Дни испытаний - Константин Лебедев
Шрифт:
Интервал:
Закладка:
Больные, которым разрешалось ходить, медленно прогуливались, отдыхали на лавочках и слушали радио. Под деревьями в тени всегда располагались любители домино. Азартное стукание костяшек, восклицания и остроты по поводу неудач разносились по всему парку. Но когда начиналась передача сводки Совинформбюро, все затихало, и игра прекращалась.
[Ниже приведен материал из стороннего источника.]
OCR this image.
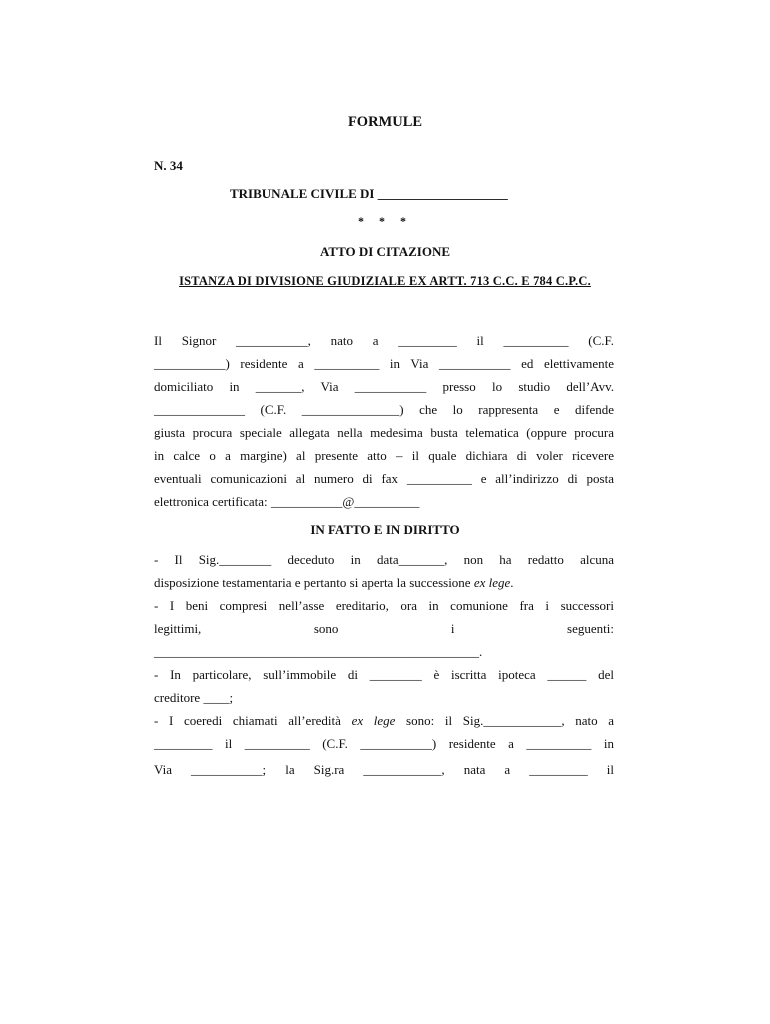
FORMULE
N. 34
TRIBUNALE CIVILE DI ____________________
* * *
ATTO DI CITAZIONE
ISTANZA DI DIVISIONE GIUDIZIALE EX ARTT. 713 C.C. E 784 C.P.C.
Il Signor ___________, nato a _________ il __________ (C.F.
___________) residente a __________ in Via ___________ ed elettivamente
domiciliato in _______, Via ___________ presso lo studio dell’Avv.
______________ (C.F. _______________) che lo rappresenta e difende
giusta procura speciale allegata nella medesima busta telematica (oppure procura
in calce o a margine) al presente atto – il quale dichiara di voler ricevere
eventuali comunicazioni al numero di fax __________ e all’indirizzo di posta
elettronica certificata: ___________@__________
IN FATTO E IN DIRITTO
- Il Sig.________ deceduto in data_______, non ha redatto alcuna
disposizione testamentaria e pertanto si aperta la successione ex lege.
- I beni compresi nell’asse ereditario, ora in comunione fra i successori
legittimi, sono i seguenti:
__________________________________________________.
- In particolare, sull’immobile di ________ è iscritta ipoteca ______ del
creditore ____;
- I coeredi chiamati all’eredità ex lege sono: il Sig.____________, nato a
_________ il __________ (C.F. ___________) residente a __________ in
Via ___________; la Sig.ra ____________, nata a _________ il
Лица делались сосредоточеннее, и люди с напряжением вслушивались в голос диктора, стараясь не пропустить ни одного слова.
После того, как передача кончалась, кто–нибудь с досадой произносил, выражая чувство всех присутствовавших:
— Опять без перемен… Эх, скоро ли!..
В этом «скоро ли» содержалось все — и досада, что они вынуждены сидеть здесь, дожидаясь выздоровления, и желание, чтобы застывшая линия фронта тронулась и снова неуклонно двинулась к западу, и тревога, не скрывается ли за этими словами неблагоприятного положения на каком–либо направлении фронта. У всех были еще свежи в памяти события прежнего лета, когда немецкие танки двигались от Черного до Каспийского моря, стремясь к Волге. Люди чувствовали, что враг не успокоился и попытается опять использовать лето. И всех волновал вопрос: удастся ли его задержать? В том, что немецкая армия не предпринимала никаких операций, многие видели подготовку нового наступления, прорыва. И когда разговор больных затрагивал этот вопрос, кто–нибудь, загораясь, восклицал:
— Эх, кабы знать, что они, сволочи, замышляют!..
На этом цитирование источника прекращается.